A boolean variable can have two possible values. Hence, for an n variable boolean expression in CNF, there are 2ⁿ possible combinations of values of these variables.
If we want to check whether a boolean formula is satisfiable, we need to apply each combination to the formula until we
get a 1 as the result of evaluation. In the worst case, we need to apply all the 2ⁿ possible combinations.
Consider the 3-CNF formula, (x₁ ∪ ¬x₁ ∪ ¬x₂) ∩ (x₃ ∪ x₂ ∪ x₄) ∩ (¬x₁ ∪ ¬x₃ ∪ ¬x₄) ∩ (x₂ ∪ x₁ ∪ ¬_x3). There are 4 variables. Each variable can have two possible values, 0 or 1. There are 2⁴ combinations.So the time complexity of this problem is Θ(2ⁿ). (not polynomial time) If we are given a certificate containing a satisfiable assignment for a formula, then we can easily verify it in polynomial time.
For example, for the above formula, if we are given a certificate saying that if x¹ = 0, x² = 1, x³ = 0, x⁴ = 1, then
just applying these values to the formula, we get,

(x₁ ∪ ¬x₁ ∪ ¬x₂) ∩ (x₃ ∪ x₂ ∪ x₄) ∩ (¬x₁ ∪ ¬x₃ ∪ ¬x₄) ∩ (x₂ ∪ x₁ ∪ ¬_x3)
=(0 ∪ ¬0 ∪ ¬1) ∩ (0 ∪ 1 ∪ 1) ∩ (¬0 ∪ ¬0 ∪ ¬1) ∩ (1 ∪ 0 ∪ ¬0)
=(0 ∪ 1 ∪ 0) ∩ (0 ∪ 1 ∪ 1) ∩ (1 ∪ 1 ∪ 0) ∩ (1 ∪ 0 ∪ 1)
=1 ∩ 1 ∩ 1 ∩ 1 ∩ 1=1
This can be done in linear time.
So the 3-CNF-SAT problem is in class NP.

Step 2: Prove that 3-CNF-SAT problem is NP-hard.
We know that a problem is NP-Hard, if every problem in NP can be reduced to this problem in polynomial time.
The approach we used is as follows:
In the previous section, we already proved that all NP problems can be reduced to SAT. Then, if we can reduce SAT to 3-CNF-SAT in polynomial time, we can say that 3-CNF-SAT is NP-hard.

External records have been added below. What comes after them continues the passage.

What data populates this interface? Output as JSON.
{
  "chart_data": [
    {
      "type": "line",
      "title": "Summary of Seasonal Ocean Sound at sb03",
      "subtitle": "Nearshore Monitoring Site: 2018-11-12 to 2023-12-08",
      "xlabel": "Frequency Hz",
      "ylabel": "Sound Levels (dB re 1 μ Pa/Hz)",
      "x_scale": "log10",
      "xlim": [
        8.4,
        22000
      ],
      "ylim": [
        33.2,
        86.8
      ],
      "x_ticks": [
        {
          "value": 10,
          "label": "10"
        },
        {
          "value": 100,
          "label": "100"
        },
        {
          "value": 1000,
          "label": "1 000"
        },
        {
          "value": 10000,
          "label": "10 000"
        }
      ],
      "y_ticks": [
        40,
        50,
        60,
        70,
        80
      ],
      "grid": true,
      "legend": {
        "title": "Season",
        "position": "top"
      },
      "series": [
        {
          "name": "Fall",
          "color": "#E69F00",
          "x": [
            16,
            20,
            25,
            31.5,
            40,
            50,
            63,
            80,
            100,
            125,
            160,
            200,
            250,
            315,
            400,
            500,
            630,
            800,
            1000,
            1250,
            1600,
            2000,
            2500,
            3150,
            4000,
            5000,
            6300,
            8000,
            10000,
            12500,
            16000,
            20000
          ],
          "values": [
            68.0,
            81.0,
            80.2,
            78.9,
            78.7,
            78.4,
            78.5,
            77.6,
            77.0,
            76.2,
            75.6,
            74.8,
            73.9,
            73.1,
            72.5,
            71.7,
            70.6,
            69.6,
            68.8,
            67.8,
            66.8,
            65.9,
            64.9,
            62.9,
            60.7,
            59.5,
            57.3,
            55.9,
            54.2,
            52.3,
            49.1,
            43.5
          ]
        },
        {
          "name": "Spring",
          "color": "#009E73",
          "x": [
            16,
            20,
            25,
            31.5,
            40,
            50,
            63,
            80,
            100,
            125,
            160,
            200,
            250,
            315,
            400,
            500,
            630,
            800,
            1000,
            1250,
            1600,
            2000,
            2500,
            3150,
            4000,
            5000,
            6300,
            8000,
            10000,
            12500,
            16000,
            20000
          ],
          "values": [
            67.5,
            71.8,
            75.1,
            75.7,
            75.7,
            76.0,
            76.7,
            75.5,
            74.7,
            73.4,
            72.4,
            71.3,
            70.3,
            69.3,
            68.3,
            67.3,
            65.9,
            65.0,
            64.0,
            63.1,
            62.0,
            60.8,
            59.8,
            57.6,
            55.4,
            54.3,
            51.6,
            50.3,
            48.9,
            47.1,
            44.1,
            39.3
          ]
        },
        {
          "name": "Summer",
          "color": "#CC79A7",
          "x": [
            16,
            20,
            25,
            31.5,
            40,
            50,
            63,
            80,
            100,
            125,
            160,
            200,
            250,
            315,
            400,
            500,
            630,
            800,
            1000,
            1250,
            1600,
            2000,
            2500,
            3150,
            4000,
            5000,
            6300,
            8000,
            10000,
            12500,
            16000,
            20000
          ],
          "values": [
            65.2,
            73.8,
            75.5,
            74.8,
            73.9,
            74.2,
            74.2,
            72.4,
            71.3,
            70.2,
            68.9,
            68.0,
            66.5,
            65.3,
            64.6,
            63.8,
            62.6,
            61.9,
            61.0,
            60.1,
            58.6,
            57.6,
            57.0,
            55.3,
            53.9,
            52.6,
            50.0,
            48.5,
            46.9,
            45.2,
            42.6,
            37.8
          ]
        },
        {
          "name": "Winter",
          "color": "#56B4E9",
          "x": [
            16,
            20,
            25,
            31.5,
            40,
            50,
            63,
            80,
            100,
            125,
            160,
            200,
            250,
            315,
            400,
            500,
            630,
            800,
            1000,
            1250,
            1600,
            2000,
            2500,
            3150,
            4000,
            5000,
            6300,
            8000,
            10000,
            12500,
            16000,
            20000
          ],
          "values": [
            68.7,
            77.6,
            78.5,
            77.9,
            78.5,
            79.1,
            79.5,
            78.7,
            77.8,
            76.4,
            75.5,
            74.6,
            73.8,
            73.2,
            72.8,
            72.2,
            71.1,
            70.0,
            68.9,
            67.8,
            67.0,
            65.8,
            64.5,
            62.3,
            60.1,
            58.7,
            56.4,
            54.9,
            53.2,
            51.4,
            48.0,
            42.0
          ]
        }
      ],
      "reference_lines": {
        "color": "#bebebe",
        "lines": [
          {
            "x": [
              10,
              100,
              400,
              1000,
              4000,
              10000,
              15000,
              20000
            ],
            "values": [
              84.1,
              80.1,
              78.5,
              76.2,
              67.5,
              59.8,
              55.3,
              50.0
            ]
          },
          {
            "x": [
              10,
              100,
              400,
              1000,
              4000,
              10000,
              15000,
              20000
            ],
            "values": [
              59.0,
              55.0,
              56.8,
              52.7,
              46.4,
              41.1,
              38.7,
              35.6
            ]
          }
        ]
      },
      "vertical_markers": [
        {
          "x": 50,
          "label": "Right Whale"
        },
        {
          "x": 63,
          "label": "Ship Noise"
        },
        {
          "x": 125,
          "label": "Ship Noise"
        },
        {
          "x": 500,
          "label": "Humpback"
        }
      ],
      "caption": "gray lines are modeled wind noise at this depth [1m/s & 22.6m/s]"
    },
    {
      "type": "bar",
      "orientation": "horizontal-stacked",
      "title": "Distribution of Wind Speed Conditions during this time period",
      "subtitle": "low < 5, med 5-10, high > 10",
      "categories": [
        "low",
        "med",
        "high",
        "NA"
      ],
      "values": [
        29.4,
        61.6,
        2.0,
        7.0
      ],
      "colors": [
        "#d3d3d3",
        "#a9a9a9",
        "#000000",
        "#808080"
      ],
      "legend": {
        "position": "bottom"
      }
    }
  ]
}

We learned in the subject, ’logic design’ that any boolean formula can be expressed in CNF. Then, a boolean formula
in CNF can be rewritten in 3-CNF.
Consider a boolean formula as follows:
a ∪ b ∪ c ∪ d
This can be converted to 3-CNF as,
(a ∪ b ∪ x) ∩ (c ∪ d ∪ x)
Thus any boolean formula can be transformed to a 3-CNF boolean formula. This can be done using De Morgan’s laws.
That means SAT problem can be reduced to 3-CNF-SAT problem. That is, 3-CNF-SAT is NP-hard.

In step 1, we proved that 3-CNF-SAT is in NP.
In step 2, we proved that 3-CNF-SAT is NP-hard.
So, 3-CNF-SAT is an NP-complete problem.